Sunday, June 15, 2014

THAT Parent

We live smack dab in the middle of suburbia. Houses close together with yards back to back mean that occasionally we inadvertently get up in other peoples business.

This crosses my mind on those nice evenings when we have all our windows open and I am shouting things like "stop licking your sister!" and "for the love of all things holy, put on some underwear!". Most the time, things are pretty good at our house. Our kids, for the most part, are nice little humans. I am not much of a yell-er when angry and am more prone to getting dangerously quiet. If you asked our neighbors, I am relatively certain we would land somewhere in the "normal" category.

When only hearing snippets of other peoples lives, it is easy to get a little judgey.

Like the time one of our neighbors locked his wife out of the house while yelling things not fit to print. In front of there 3 little kids.

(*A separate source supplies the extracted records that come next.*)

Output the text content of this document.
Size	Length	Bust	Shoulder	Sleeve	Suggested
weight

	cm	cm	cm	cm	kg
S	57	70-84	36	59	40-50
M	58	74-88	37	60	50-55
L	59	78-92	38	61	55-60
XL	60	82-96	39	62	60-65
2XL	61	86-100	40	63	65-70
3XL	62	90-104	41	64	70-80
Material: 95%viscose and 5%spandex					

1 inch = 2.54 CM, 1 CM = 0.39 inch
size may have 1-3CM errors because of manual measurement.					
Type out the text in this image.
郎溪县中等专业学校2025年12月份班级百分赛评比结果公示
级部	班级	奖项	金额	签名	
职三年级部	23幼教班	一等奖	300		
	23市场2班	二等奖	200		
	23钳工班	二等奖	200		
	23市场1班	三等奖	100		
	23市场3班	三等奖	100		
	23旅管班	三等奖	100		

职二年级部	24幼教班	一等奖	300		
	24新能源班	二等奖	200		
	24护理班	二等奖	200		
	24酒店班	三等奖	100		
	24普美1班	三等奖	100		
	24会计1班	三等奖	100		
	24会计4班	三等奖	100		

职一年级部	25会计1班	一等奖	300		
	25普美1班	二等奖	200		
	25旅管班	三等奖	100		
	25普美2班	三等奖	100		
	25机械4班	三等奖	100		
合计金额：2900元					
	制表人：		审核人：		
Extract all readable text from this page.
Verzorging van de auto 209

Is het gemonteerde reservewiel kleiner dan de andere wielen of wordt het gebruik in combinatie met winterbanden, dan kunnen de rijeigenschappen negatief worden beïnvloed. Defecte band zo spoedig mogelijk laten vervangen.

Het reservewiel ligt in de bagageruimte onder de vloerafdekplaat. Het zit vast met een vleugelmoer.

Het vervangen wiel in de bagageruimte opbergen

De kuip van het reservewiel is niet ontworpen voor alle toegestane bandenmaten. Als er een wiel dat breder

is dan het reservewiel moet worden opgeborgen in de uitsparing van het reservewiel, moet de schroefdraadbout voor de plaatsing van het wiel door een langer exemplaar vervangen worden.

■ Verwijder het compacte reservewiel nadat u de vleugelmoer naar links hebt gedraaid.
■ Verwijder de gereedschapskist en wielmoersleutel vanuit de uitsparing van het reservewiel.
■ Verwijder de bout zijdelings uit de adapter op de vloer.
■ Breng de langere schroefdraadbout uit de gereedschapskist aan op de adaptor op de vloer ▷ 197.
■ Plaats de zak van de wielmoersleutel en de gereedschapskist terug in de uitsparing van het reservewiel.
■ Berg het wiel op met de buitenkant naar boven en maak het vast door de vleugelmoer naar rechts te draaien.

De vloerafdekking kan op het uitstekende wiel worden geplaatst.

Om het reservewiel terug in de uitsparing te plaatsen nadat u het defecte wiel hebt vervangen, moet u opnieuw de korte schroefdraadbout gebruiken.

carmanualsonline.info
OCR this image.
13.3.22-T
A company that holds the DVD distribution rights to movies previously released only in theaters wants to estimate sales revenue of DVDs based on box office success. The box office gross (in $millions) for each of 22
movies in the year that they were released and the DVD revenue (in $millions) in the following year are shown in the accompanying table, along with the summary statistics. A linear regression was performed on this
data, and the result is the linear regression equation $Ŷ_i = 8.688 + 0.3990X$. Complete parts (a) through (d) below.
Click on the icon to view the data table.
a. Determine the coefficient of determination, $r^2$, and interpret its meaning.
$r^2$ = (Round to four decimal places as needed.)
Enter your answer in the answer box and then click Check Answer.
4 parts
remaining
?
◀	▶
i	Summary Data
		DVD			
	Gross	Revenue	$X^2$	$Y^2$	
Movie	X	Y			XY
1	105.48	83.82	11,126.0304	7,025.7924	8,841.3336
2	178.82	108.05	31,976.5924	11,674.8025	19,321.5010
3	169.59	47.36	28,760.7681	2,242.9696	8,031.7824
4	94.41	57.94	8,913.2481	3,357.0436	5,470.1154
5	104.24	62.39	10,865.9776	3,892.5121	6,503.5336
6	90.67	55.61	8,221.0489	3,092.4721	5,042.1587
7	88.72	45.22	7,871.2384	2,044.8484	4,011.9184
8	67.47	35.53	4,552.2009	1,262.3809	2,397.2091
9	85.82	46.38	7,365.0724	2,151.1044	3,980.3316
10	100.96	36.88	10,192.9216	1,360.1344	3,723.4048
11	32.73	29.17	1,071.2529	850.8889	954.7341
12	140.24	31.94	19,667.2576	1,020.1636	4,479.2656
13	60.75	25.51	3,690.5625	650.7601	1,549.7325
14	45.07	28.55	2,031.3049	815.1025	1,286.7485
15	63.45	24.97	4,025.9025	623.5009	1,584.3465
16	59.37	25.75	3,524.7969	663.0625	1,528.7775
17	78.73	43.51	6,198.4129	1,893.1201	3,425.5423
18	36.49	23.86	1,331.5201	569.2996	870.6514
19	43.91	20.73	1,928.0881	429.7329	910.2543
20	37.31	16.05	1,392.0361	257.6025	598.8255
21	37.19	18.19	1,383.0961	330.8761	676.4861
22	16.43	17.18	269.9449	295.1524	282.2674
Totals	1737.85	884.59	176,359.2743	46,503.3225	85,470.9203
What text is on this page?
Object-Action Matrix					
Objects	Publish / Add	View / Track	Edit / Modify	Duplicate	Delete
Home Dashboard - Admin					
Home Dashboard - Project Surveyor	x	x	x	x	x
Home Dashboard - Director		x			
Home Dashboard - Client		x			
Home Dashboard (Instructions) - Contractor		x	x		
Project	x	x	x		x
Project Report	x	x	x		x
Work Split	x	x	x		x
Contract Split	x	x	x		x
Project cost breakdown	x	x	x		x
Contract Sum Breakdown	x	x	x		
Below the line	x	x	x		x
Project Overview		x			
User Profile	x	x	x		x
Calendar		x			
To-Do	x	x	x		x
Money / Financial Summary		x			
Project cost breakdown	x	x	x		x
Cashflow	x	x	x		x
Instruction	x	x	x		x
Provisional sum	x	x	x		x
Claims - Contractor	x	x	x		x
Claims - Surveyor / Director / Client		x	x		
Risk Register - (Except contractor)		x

Or like tonight, when I could hear a neighbor screaming at her son that he was an asshole and asking if he was too retarded to do what she had requested.

It would be easy to call these parenting fails, and, well, they are. But we are not immune, we all have our ugly moments that we hope no one notices.

The truth is parenting is hard, relentless, and holds up a magnifying glass to all our character weaknesses. We say things we don't mean, we crush small people who are just learning how to be big, we are unkind and disrespectful.

The open window is such a good reminder for me to think before I act and speak. Not that I am overly concerned about my neighbors impressions of my parenting skills, but because I am very concerned about being a good mom. I WANT to remember to temper my tongue. I WANT to think before my actions or words are reckless and damaging. I want this because my children deserve to have a mom who is giving it her best shot, not that I think I will always be spot on.

So here is to open windows in my house; to speaking with respect to all people, especially the little ones under this roof. My children will grow up to do what they have seen, not just what they have been told, and I want to give them the best shot that I am able.